Bayesian estimation of shared polygenicity identifies drug targets and repurposable medicines for human complex diseases.

Abstract

Background: Complex diseases may share portions of their polygenic architectures which can be leveraged to identify drug targets with low off-target potential or repurposable candidates. However, the literature lacks methods which can make these inferences at scale using publicly available data.

Methods: We introduce a Bayesian model to estimate the polygenic structure of a trait using only gene-based association test statistics from GWAS summary data and returns gene-level posterior risk probabilities (PRPs). PRPs were used to infer shared polygenicity between 496 trait pairs and we introduce measures that can prioritize drug targets with low off-target effects or drug repurposing potential.

Results: Across 32 traits, we estimated that 69.5 to 97.5% of disease-associated genes are shared between multiple traits, and the estimated number of druggable genes that were only associated with a single disease ranged from 1 (multiple sclerosis) to 59 (schizophrenia).
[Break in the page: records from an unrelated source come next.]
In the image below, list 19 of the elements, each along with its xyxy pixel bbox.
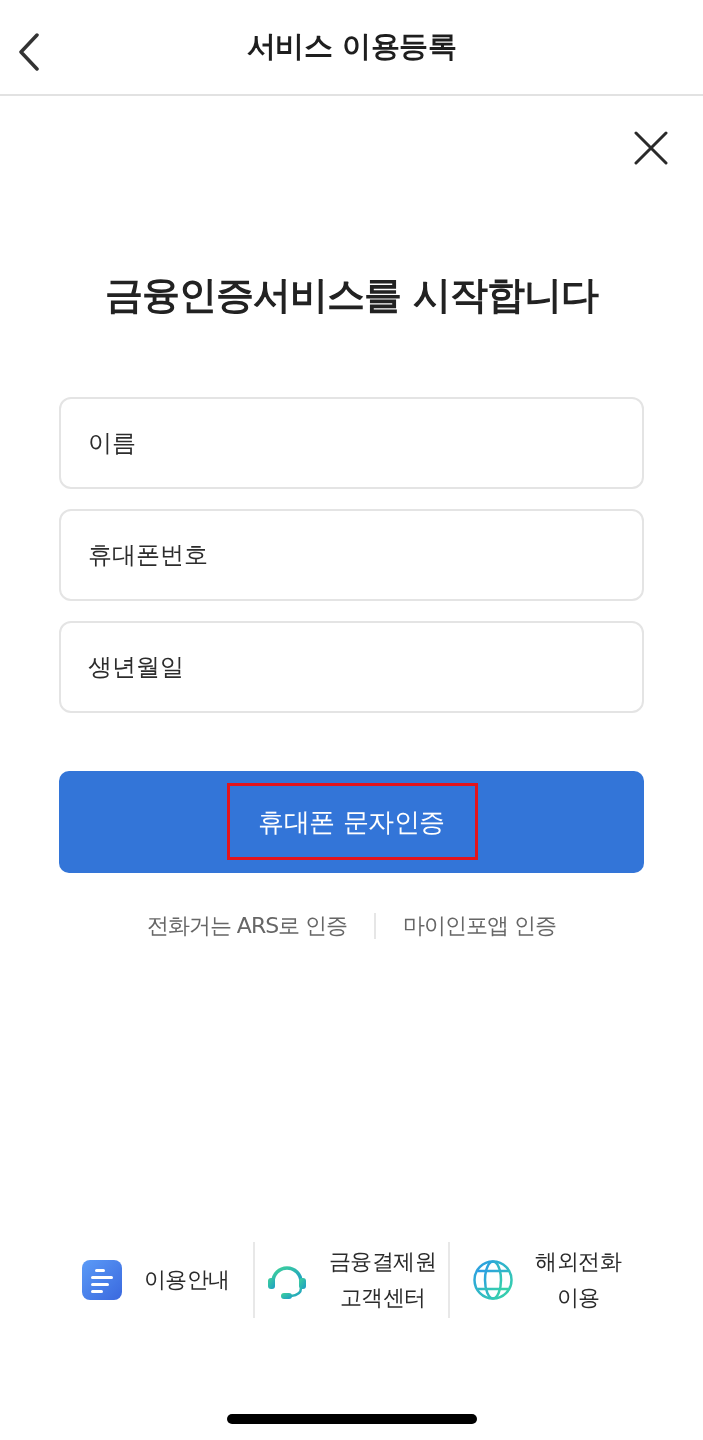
auth-option-link[interactable]: 전화거는 ARS로 인증 (146, 909, 348, 942)
main-heading: 금융인증서비스를 시작합니다 (103, 272, 600, 319)
input-field[interactable]: 휴대폰번호 (59, 509, 644, 601)
sms-verify-button[interactable]: 휴대폰 문자인증 (59, 771, 644, 873)
footer-menu-label: 해외전화 이용 (535, 1248, 622, 1312)
globe-icon (473, 1260, 514, 1300)
footer-menu-item[interactable]: 이용안내 (81, 1260, 230, 1300)
auth-option-link[interactable]: 마이인포앱 인증 (403, 909, 557, 942)
footer-menu-item[interactable]: 금융결제원 고객센터 (266, 1244, 437, 1316)
page-title: 서비스 이용등록 (246, 28, 457, 66)
close-button[interactable] (633, 130, 669, 166)
input-field[interactable]: 이름 (59, 397, 644, 489)
document-icon (81, 1260, 122, 1300)
chevron-left-icon (18, 33, 40, 71)
footer-menu-label: 이용안내 (143, 1266, 230, 1294)
footer-menu-item[interactable]: 해외전화 이용 (473, 1244, 622, 1316)
footer-menu-label: 금융결제원 고객센터 (328, 1248, 437, 1312)
input-field[interactable]: 생년월일 (59, 621, 644, 713)
close-icon (634, 131, 668, 165)
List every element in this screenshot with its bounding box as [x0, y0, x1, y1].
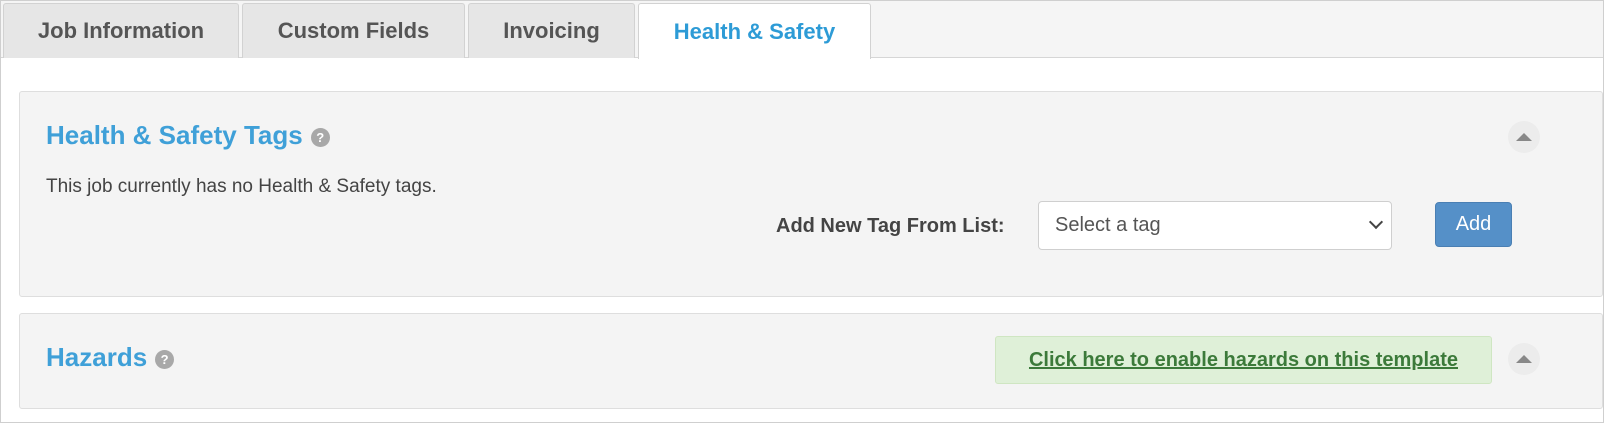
job-editor-frame: Job Information Custom Fields Invoicing … [0, 0, 1604, 423]
add-tag-button[interactable]: Add [1435, 202, 1512, 247]
enable-hazards-notice: Click here to enable hazards on this tem… [995, 336, 1492, 384]
help-icon[interactable]: ? [310, 128, 330, 147]
chevron-down-icon [1368, 214, 1384, 230]
tab-custom-fields[interactable]: Custom Fields [242, 3, 465, 58]
tags-title-text: Health & Safety Tags [46, 120, 303, 150]
tab-label: Invoicing [503, 18, 600, 43]
tab-invoicing[interactable]: Invoicing [468, 3, 635, 58]
add-tag-label: Add New Tag From List: [776, 215, 1005, 237]
tag-select[interactable]: Select a tag [1038, 201, 1392, 250]
caret-up-icon [1516, 133, 1532, 141]
tab-label: Job Information [37, 18, 205, 43]
no-tags-message: This job currently has no Health & Safet… [46, 176, 437, 197]
tag-select-value: Select a tag [1055, 214, 1161, 236]
collapse-tags-button[interactable] [1508, 121, 1540, 153]
panel-title-hazards: Hazards ? [46, 342, 175, 373]
hazards-title-text: Hazards [46, 342, 148, 372]
tab-health-safety[interactable]: Health & Safety [638, 3, 871, 59]
tab-label: Custom Fields [277, 18, 430, 43]
hazards-panel: Hazards ? Click here to enable hazards o… [19, 313, 1603, 409]
help-icon[interactable]: ? [155, 350, 175, 369]
health-safety-tags-panel: Health & Safety Tags ? This job currentl… [19, 91, 1603, 297]
enable-hazards-link[interactable]: Click here to enable hazards on this tem… [1029, 349, 1458, 372]
caret-up-icon [1516, 355, 1532, 363]
tab-label: Health & Safety [673, 18, 836, 44]
tab-job-information[interactable]: Job Information [3, 3, 239, 58]
collapse-hazards-button[interactable] [1508, 343, 1540, 375]
tab-bar: Job Information Custom Fields Invoicing … [1, 1, 1603, 59]
panel-title-tags: Health & Safety Tags ? [46, 120, 330, 151]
Estimating the shared genetic architecture of ALS with all other traits identified the KIT gene as a potentially harmful drug target because of its deleterious association with triglycerides, but also identified TBK1 and SCN11B as putatively safer because of their non-association with any of the other 31 traits. We additionally found 21 genes which are candidate repourposable targets for Alzheimer's disease (AD) (e.g., PLEKHA1, PPIB ) and 5 for ALS (e.g., GAK, DGKQ ).

Conclusions: The sets of candidate drug targets which have limited off-target potential are generally smaller compared to the sets of pleiotropic and putatively repurposable drug targets, but both represent promising directions for future experimental studies.